Ideal n’est qu’un sale gamin ambitieux, imbuvable, et qui a une grande gueule – sans idées pour la justifier. Il est posté depuis deux bonnes heures devant une des fenêtres de bibliothèque, à regarder la pluie tomber en se morfondant, le traits tirés et le teint plus anémié que jamais. C’est pas un beau teint pâle genre « je suis un être délicat » qu’il a, Ideal, oh non. Il a l’air malade. Malaria ou jaunisse, au choix. Une saloperie de maladie tropicale qu’il aurait chopée on ne sait où – m’enfin si y’a bien un type à réussir à choper ce genre de trucs à Hollow Dream, c’est bien lui.
Il porte un sweat-shirt moulant noir, zippé jusqu’à mi-poitrine, et en dessous, un stupide t-shirt à tête de mort. The Nightmare Before Christmas, pour être très précis. Un truc qu’il n’a presque pas quitté depuis son arrivée. Bon il l’a lavé quand même – c’est pour ça qu’il n’y a pas d’odeur de fauve assortie. Un jeans, en assez mauvais état. Il s’effiloche en bas, en longs filaments de tissu qui deviennent translucides à force de traîner dans l’eau et la boue. Il a les mains dans les poches, et un air de mortellement s’ennuyer au visage, lèvres comme toujours pincées, regard clair perdu dans le vague.
Peut-être bien qu’il pense à Ashley et au mal qui lui a fait. Il sait très bien qu’il est responsable de sa transformation en chimère, même s’il ne l’avouera jamais. Pour le moment, Ideal porte avec beaucoup de naturel le rôle du salaud. Il en est pas au coup d’essai, faut dire.
Un mouvement le tire de sa contemplation rêveuse du paysage détrempé, et les yeux clairs copieusement cerclés de noir se relèvent, et viennent se poser sur la silhouette fine de Mary, qui semble s’affairer à il ne sait quoi de plus intéressant que lui. Un sourire à l’expression étrange vient prendre place sur les lèvres d’Ideal – mais toutes ses expressions sont un peu folles, il faut dire. C’est pas un type vraiment rassurant, Ideal, on aurait plutôt tendance à l’éviter quand on peut…

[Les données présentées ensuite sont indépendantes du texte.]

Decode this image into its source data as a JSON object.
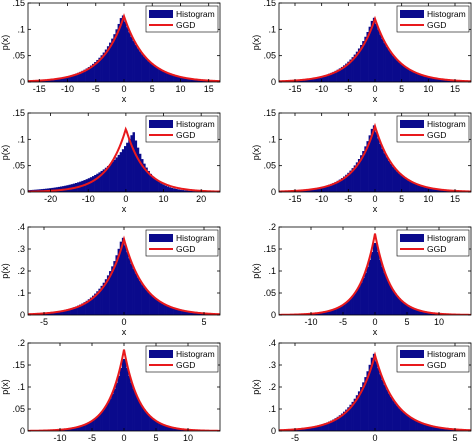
{
  "colors": {
    "histogram": "#0a0a8c",
    "ggd": "#e8191c",
    "axis": "#000000",
    "background": "#ffffff"
  },
  "chart_data": [
    {
      "type": "bar",
      "xlabel": "x",
      "ylabel": "p(x)",
      "xlim": [
        -17,
        17
      ],
      "ylim": [
        0,
        0.15
      ],
      "xticks": [
        -15,
        -10,
        -5,
        0,
        5,
        10,
        15
      ],
      "yticks": [
        0,
        0.05,
        0.1,
        0.15
      ],
      "legend_position": "top-right",
      "series": [
        {
          "name": "Histogram",
          "kind": "histogram",
          "peak": 0.13,
          "mode": -0.3,
          "scale": 3.9
        },
        {
          "name": "GGD",
          "kind": "line",
          "peak": 0.125,
          "mode": 0,
          "scale": 3.9
        }
      ]
    },
    {
      "type": "bar",
      "xlabel": "x",
      "ylabel": "p(x)",
      "xlim": [
        -18,
        18
      ],
      "ylim": [
        0,
        0.15
      ],
      "xticks": [
        -15,
        -10,
        -5,
        0,
        5,
        10,
        15
      ],
      "yticks": [
        0,
        0.05,
        0.1,
        0.15
      ],
      "legend_position": "top-right",
      "series": [
        {
          "name": "Histogram",
          "kind": "histogram",
          "peak": 0.125,
          "mode": -0.3,
          "scale": 4.0
        },
        {
          "name": "GGD",
          "kind": "line",
          "peak": 0.12,
          "mode": 0,
          "scale": 4.0
        }
      ]
    },
    {
      "type": "bar",
      "xlabel": "x",
      "ylabel": "p(x)",
      "xlim": [
        -26,
        25
      ],
      "ylim": [
        0,
        0.15
      ],
      "xticks": [
        -20,
        -10,
        0,
        10,
        20
      ],
      "yticks": [
        0,
        0.05,
        0.1,
        0.15
      ],
      "legend_position": "top-right",
      "series": [
        {
          "name": "Histogram",
          "kind": "histogram",
          "peak": 0.115,
          "mode": 2.0,
          "scale_left": 8.0,
          "scale_right": 3.8
        },
        {
          "name": "GGD",
          "kind": "line",
          "peak": 0.12,
          "mode": 0,
          "scale": 5.0
        }
      ]
    },
    {
      "type": "bar",
      "xlabel": "x",
      "ylabel": "p(x)",
      "xlim": [
        -18,
        18
      ],
      "ylim": [
        0,
        0.15
      ],
      "xticks": [
        -15,
        -10,
        -5,
        0,
        5,
        10,
        15
      ],
      "yticks": [
        0,
        0.05,
        0.1,
        0.15
      ],
      "legend_position": "top-right",
      "series": [
        {
          "name": "Histogram",
          "kind": "histogram",
          "peak": 0.13,
          "mode": -0.3,
          "scale": 3.7
        },
        {
          "name": "GGD",
          "kind": "line",
          "peak": 0.125,
          "mode": 0,
          "scale": 3.7
        }
      ]
    },
    {
      "type": "bar",
      "xlabel": "x",
      "ylabel": "p(x)",
      "xlim": [
        -6,
        6
      ],
      "ylim": [
        0,
        0.4
      ],
      "xticks": [
        -5,
        0,
        5
      ],
      "yticks": [
        0,
        0.1,
        0.2,
        0.3,
        0.4
      ],
      "legend_position": "top-right",
      "series": [
        {
          "name": "Histogram",
          "kind": "histogram",
          "peak": 0.36,
          "mode": -0.1,
          "scale": 1.3
        },
        {
          "name": "GGD",
          "kind": "line",
          "peak": 0.345,
          "mode": 0,
          "scale": 1.3
        }
      ]
    },
    {
      "type": "bar",
      "xlabel": "x",
      "ylabel": "p(x)",
      "xlim": [
        -15,
        15
      ],
      "ylim": [
        0,
        0.2
      ],
      "xticks": [
        -10,
        -5,
        0,
        5,
        10
      ],
      "yticks": [
        0,
        0.05,
        0.1,
        0.15,
        0.2
      ],
      "legend_position": "top-right",
      "series": [
        {
          "name": "Histogram",
          "kind": "histogram",
          "peak": 0.175,
          "mode": 0,
          "scale": 2.5
        },
        {
          "name": "GGD",
          "kind": "line",
          "peak": 0.185,
          "mode": 0,
          "scale": 2.4
        }
      ]
    },
    {
      "type": "bar",
      "xlabel": "x",
      "ylabel": "p(x)",
      "xlim": [
        -15,
        15
      ],
      "ylim": [
        0,
        0.2
      ],
      "xticks": [
        -10,
        -5,
        0,
        5,
        10
      ],
      "yticks": [
        0,
        0.05,
        0.1,
        0.15,
        0.2
      ],
      "legend_position": "top-right",
      "series": [
        {
          "name": "Histogram",
          "kind": "histogram",
          "peak": 0.175,
          "mode": 0,
          "scale": 2.5
        },
        {
          "name": "GGD",
          "kind": "line",
          "peak": 0.185,
          "mode": 0,
          "scale": 2.4
        }
      ]
    },
    {
      "type": "bar",
      "xlabel": "x",
      "ylabel": "p(x)",
      "xlim": [
        -6,
        6
      ],
      "ylim": [
        0,
        0.4
      ],
      "xticks": [
        -5,
        0,
        5
      ],
      "yticks": [
        0,
        0.1,
        0.2,
        0.3,
        0.4
      ],
      "legend_position": "top-right",
      "series": [
        {
          "name": "Histogram",
          "kind": "histogram",
          "peak": 0.36,
          "mode": -0.1,
          "scale": 1.3
        },
        {
          "name": "GGD",
          "kind": "line",
          "peak": 0.345,
          "mode": 0,
          "scale": 1.3
        }
      ]
    }
  ]
}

Ce coup-ci, Mary pourra pas. Sans enlever ses mains de ses poches, il s’avance vers elle, nonchalamment, l’air de ne pas y toucher franchement mais de ne pas être venu de façon tout à fait pacifique. Les dissensions d’opinion entre humains sont toutes fraîches au sein de la bibliothèque, et la violence de l’opinion d’Ideal en a sûrement surpris plus d’un. Avant, au lieu d’ouvrir sa gueule à tout bout de champ, il s’était plutôt posé en observateur. Maintenant, il fait partie de ceux qui s’opposent le plus violemment – et le plus arbitrairement aussi – à Mary.
Et malgré tout, il l’approche, peut-être pour tester ses résistances nerveuses, allez savoir avec celui-là… Il lui fait un sourire un peu fou, un peu dérangé – sa spécialité, il ne sait plus sourire autrement –, et sa voix s’élève. Trop douce pour des allures aussi peu rationnelles, en fait.
« Alors Mary, tu as d’autres idées géniales pour nous sortir de ce pétrin ? »
Les yeux à la couleur délavée s’étrécissent un peu, à la manière d’un prédateur qui se planque pour mieux observer sa proie. Les mains n’ont pas quitté les poches un peu étroites du sweat à capuche noir, et il attend la réponse de l’ancienne chef incontestée, un sourire aux lèvres. Un méchant sourire, en fait.